Syrie. La rose fanée de Damas

Elle incarnait la face moderne et glamour du régime syrien. Aujourd’hui, Asma Al Assad soutient son président de mari, à la tête d’une sanglante répression qui n’en finit pas.

Depuis le début de la révolution syrienne, Asma Al Assad était restée discrète. Comment la “rose du désert”, comme la surnommait le magazine américain Vogue, pouvait-elle justifier la barbarie des bombes et des civils tués par milliers ? Elle qui est née, qui a grandi, étudié et travaillé à Londres, capitale de la démocratie libérale britannique ? Durant des mois, des rumeurs l’ont dite réfugiée dans sa ville natale. Il n’en était rien : l’épouse de Bachar Al Assad est en Syrie, et elle soutient son mari.

Début février, alors que l’armée syrienne pilonnait Homs, la ville d’origine de son père, Asma a fini par sortir de son silence, via un email envoyé par son bureau au quotidien britannique The Times. “Le président est le président de la Syrie, non d’une faction de Syriens, et la Première dame l’appuie dans ce rôle”, y déclare-t-elle. Quelques semaines plus tôt, elle était apparue en public, à l’occasion d’une manifestation pro-régime. Puis, lors du référendum constitutionnel du 26 février, qui introduit un régime un poil moins absolutiste, on a pu la voir voter en compagnie de son époux. Celle qui, par son apparence moderne et glamour, par son parcours de femme indépendante et émancipée, a permis à Bachar Al Assad de lisser son image en Occident, a-t-elle vraiment eu le choix ?

Une enfance britannique

Asma Al Assad est née en 1975 à Londres, où vivaient ses parents syriens, un cardiologue et une diplomate. Surnommée “Emma”, Asma poursuit des études d’informatique au King’s College. Elle travaille ensuite pour la Deutsche Bank, avant d’intégrer le département fusions et acquisitions de la banque d’affaires JP Morgan. C’est dans la capitale britannique qu’elle aurait commencé à fréquenter Bachar Al Assad qui, au début des années 1990, y commença des études d’ophtalmologie, avant que la mort accidentelle de son frère Bassel, successeur pressenti de Hafez Al Assad, ne l’oblige à rentrer au pays.

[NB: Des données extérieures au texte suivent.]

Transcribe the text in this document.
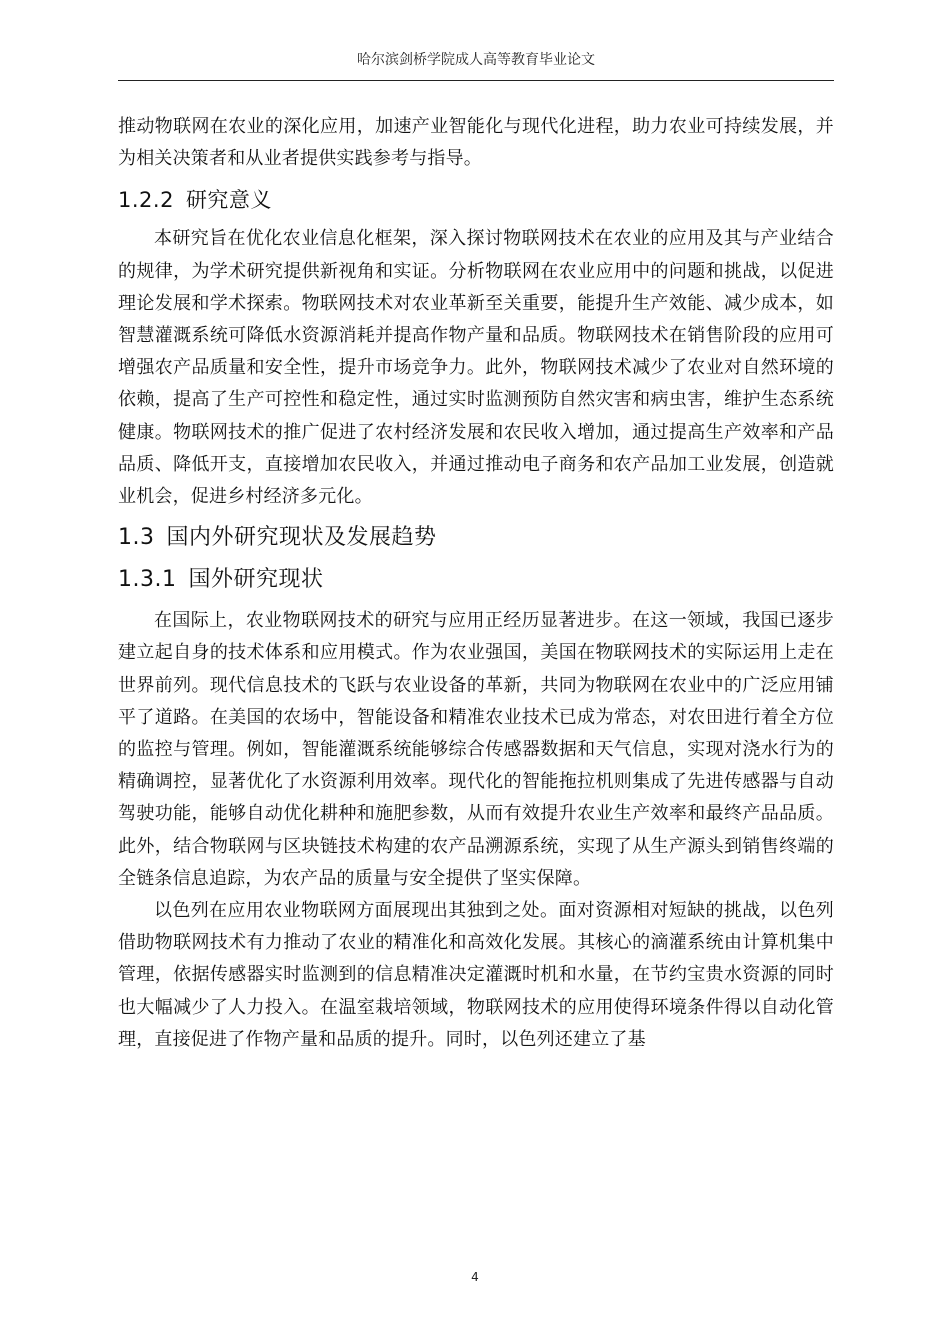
哈尔滨剑桥学院成人高等教育毕业论文

推动物联网在农业的深化应用，加速产业智能化与现代化进程，助力农业可持续发展，并为相关决策者和从业者提供实践参考与指导。

1.2.2 研究意义

本研究旨在优化农业信息化框架，深入探讨物联网技术在农业的应用及其与产业结合的规律，为学术研究提供新视角和实证。分析物联网在农业应用中的问题和挑战，以促进理论发展和学术探索。物联网技术对农业革新至关重要，能提升生产效能、减少成本，如智慧灌溉系统可降低水资源消耗并提高作物产量和品质。物联网技术在销售阶段的应用可增强农产品质量和安全性，提升市场竞争力。此外，物联网技术减少了农业对自然环境的依赖，提高了生产可控性和稳定性，通过实时监测预防自然灾害和病虫害，维护生态系统健康。物联网技术的推广促进了农村经济发展和农民收入增加，通过提高生产效率和产品品质、降低开支，直接增加农民收入，并通过推动电子商务和农产品加工业发展，创造就业机会，促进乡村经济多元化。

1.3 国内外研究现状及发展趋势
1.3.1 国外研究现状

在国际上，农业物联网技术的研究与应用正经历显著进步。在这一领域，我国已逐步建立起自身的技术体系和应用模式。作为农业强国，美国在物联网技术的实际运用上走在世界前列。现代信息技术的飞跃与农业设备的革新，共同为物联网在农业中的广泛应用铺平了道路。在美国的农场中，智能设备和精准农业技术已成为常态，对农田进行着全方位的监控与管理。例如，智能灌溉系统能够综合传感器数据和天气信息，实现对浇水行为的精确调控，显著优化了水资源利用效率。现代化的智能拖拉机则集成了先进传感器与自动驾驶功能，能够自动优化耕种和施肥参数，从而有效提升农业生产效率和最终产品品质。此外，结合物联网与区块链技术构建的农产品溯源系统，实现了从生产源头到销售终端的全链条信息追踪，为农产品的质量与安全提供了坚实保障。

以色列在应用农业物联网方面展现出其独到之处。面对资源相对短缺的挑战，以色列借助物联网技术有力推动了农业的精准化和高效化发展。其核心的滴灌系统由计算机集中管理，依据传感器实时监测到的信息精准决定灌溉时机和水量，在节约宝贵水资源的同时也大幅减少了人力投入。在温室栽培领域，物联网技术的应用使得环境条件得以自动化管理，直接促进了作物产量和品质的提升。同时，以色列还建立了基

4
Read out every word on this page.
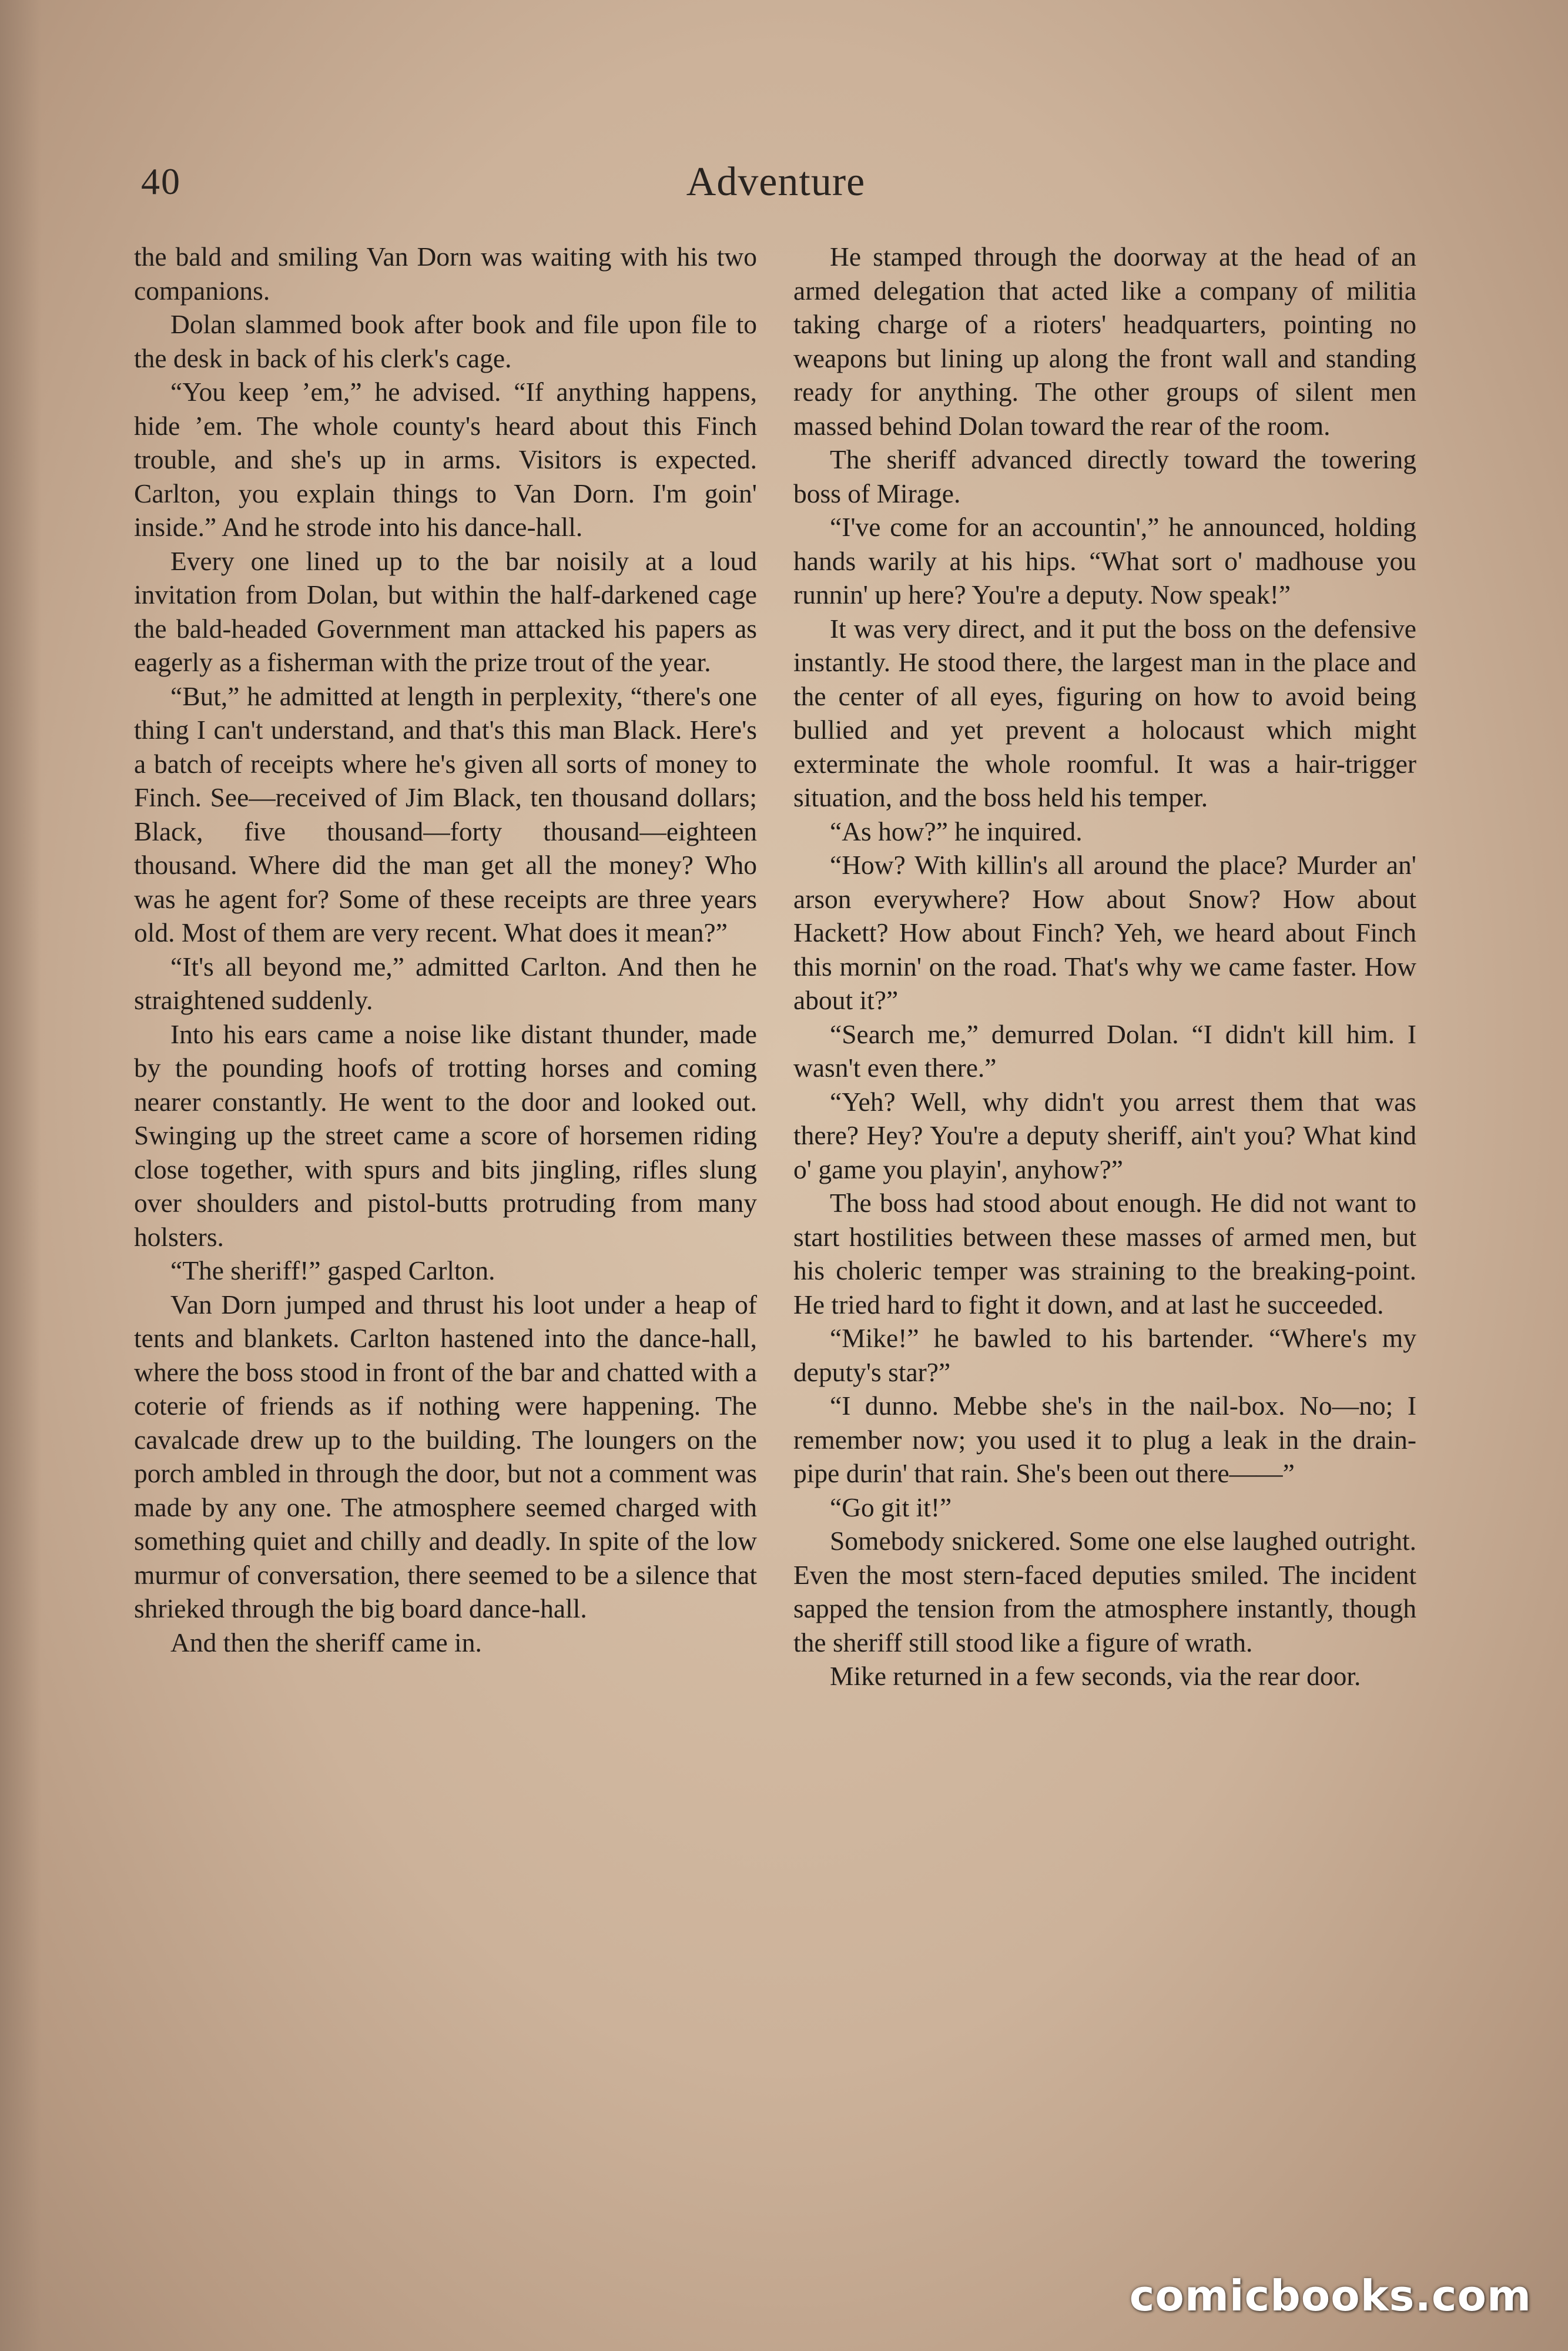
40	Adventure

the bald and smiling Van Dorn was waiting with his two companions.

Dolan slammed book after book and file upon file to the desk in back of his clerk's cage.

“You keep ’em,” he advised. “If anything happens, hide ’em. The whole county's heard about this Finch trouble, and she's up in arms. Visitors is expected. Carlton, you explain things to Van Dorn. I'm goin' inside.” And he strode into his dance-hall.

Every one lined up to the bar noisily at a loud invitation from Dolan, but within the half-darkened cage the bald-headed Government man attacked his papers as eagerly as a fisherman with the prize trout of the year.

“But,” he admitted at length in perplexity, “there's one thing I can't understand, and that's this man Black. Here's a batch of receipts where he's given all sorts of money to Finch. See—received of Jim Black, ten thousand dollars; Black, five thousand—forty thousand—eighteen thousand. Where did the man get all the money? Who was he agent for? Some of these receipts are three years old. Most of them are very recent. What does it mean?”

“It's all beyond me,” admitted Carlton. And then he straightened suddenly.

Into his ears came a noise like distant thunder, made by the pounding hoofs of trotting horses and coming nearer constantly. He went to the door and looked out. Swinging up the street came a score of horsemen riding close together, with spurs and bits jingling, rifles slung over shoulders and pistol-butts protruding from many holsters.

“The sheriff!” gasped Carlton.

Van Dorn jumped and thrust his loot under a heap of tents and blankets. Carlton hastened into the dance-hall, where the boss stood in front of the bar and chatted with a coterie of friends as if nothing were happening. The cavalcade drew up to the building. The loungers on the porch ambled in through the door, but not a comment was made by any one. The atmosphere seemed charged with something quiet and chilly and deadly. In spite of the low murmur of conversation, there seemed to be a silence that shrieked through the big board dance-hall.

And then the sheriff came in.

He stamped through the doorway at the head of an armed delegation that acted like a company of militia taking charge of a rioters' headquarters, pointing no weapons but lining up along the front wall and standing ready for anything. The other groups of silent men massed behind Dolan toward the rear of the room.

The sheriff advanced directly toward the towering boss of Mirage.

“I've come for an accountin',” he announced, holding hands warily at his hips. “What sort o' madhouse you runnin' up here? You're a deputy. Now speak!”

It was very direct, and it put the boss on the defensive instantly. He stood there, the largest man in the place and the center of all eyes, figuring on how to avoid being bullied and yet prevent a holocaust which might exterminate the whole roomful. It was a hair-trigger situation, and the boss held his temper.

“As how?” he inquired.

“How? With killin's all around the place? Murder an' arson everywhere? How about Snow? How about Hackett? How about Finch? Yeh, we heard about Finch this mornin' on the road. That's why we came faster. How about it?”

“Search me,” demurred Dolan. “I didn't kill him. I wasn't even there.”

“Yeh? Well, why didn't you arrest them that was there? Hey? You're a deputy sheriff, ain't you? What kind o' game you playin', anyhow?”

The boss had stood about enough. He did not want to start hostilities between these masses of armed men, but his choleric temper was straining to the breaking-point. He tried hard to fight it down, and at last he succeeded.

“Mike!” he bawled to his bartender. “Where's my deputy's star?”

“I dunno. Mebbe she's in the nail-box. No—no; I remember now; you used it to plug a leak in the drain-pipe durin' that rain. She's been out there——”

“Go git it!”

Somebody snickered. Some one else laughed outright. Even the most stern-faced deputies smiled. The incident sapped the tension from the atmosphere instantly, though the sheriff still stood like a figure of wrath.

Mike returned in a few seconds, via the rear door.

comicbooks.com
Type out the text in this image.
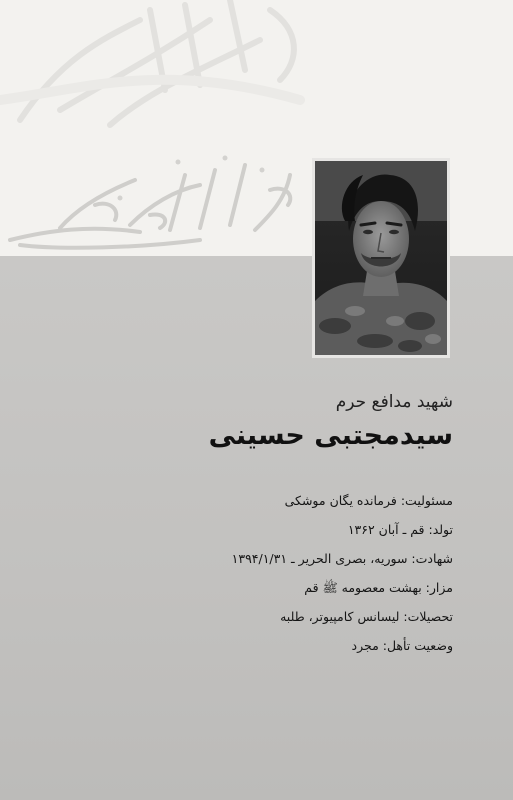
شهید مدافع حرم

سیدمجتبی حسینی

مسئولیت: فرمانده یگان موشکی
تولد: قم ـ آبان ۱۳۶۲
شهادت: سوریه، بصری الحریر ـ ۱۳۹۴/۱/۳۱
مزار: بهشت معصومه ﷺ قم
تحصیلات: لیسانس کامپیوتر، طلبه
وضعیت تأهل: مجرد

Quand la belle Asma épouse Bachar, en décembre 2000, le président n’est en poste que depuis quelques mois. Il a eu du mal à la faire accepter à son clan : elle est sunnite, ils sont alaouites (branche du chiisme). Ensemble, le couple suscite l’espoir d’une Syrie nouvelle, moins fermée, plus démocratique, après les 30 années de plomb imposées par Hafez, le père de Bachar. Asma découvre la Syrie, qu’elle ne visitait jusque-là que pendant ses vacances. Comme toute Première dame qui se respecte, elle se consacre à des activités caritatives, soutenant des ONG de défense des droits de la femme, ou les enfants des camps de réfugiés.

Une icône de magazines

Parallèlement, elle devient la coqueluche de magazines people occidentaux, décidément fascinés par cette classe de femmes de dirigeants arabes au look de mannequin et aux vêtements de marque, comme Rania, la femme du roi Abdallah de Jordanie. En mars 2011, au tout début de l’insurrection contre son mari, Asma Al Assad fait l’objet d’un portrait dans Vogue. Emballé par “la plus fraîche et la plus magnétique des Premières dames”, le magazine américain explique que sa “mission centrale” est de “changer la mentalité des 6 millions de Syriens qui ont moins de 18 ans”, et de les encourager à ce qu’elle appelle une “citoyenneté active”. Le journal rapporte aussi que Bachar avait choisi d’étudier l’ophtalmologie parce que c’est une discipline “très précise” où “il y a très peu de sang”.

Aujourd’hui, ce genre d’articles complaisants a disparu des colonnes occidentales. Ce n’est plus le joli minois d’Asma dont on publie la photo, mais plutôt celles des victimes de son mari. Le décès, dans Homs bombardée, de plusieurs reporters occidentaux, et la blessure d’Edith Bouvier, journaliste indépendante qui, en décembre dernier, publiait dans TelQuel un reportage sur les camps de réfugiés syriens en Turquie, n’ont fait que braquer un peu plus les projecteurs sur la criminelle détermination du régime à se maintenir au pouvoir. En cautionnant cette répression, Asma Al Assad, la “Lady Diana” de la Syrie, est en train de devenir sa Marie-Antoinette.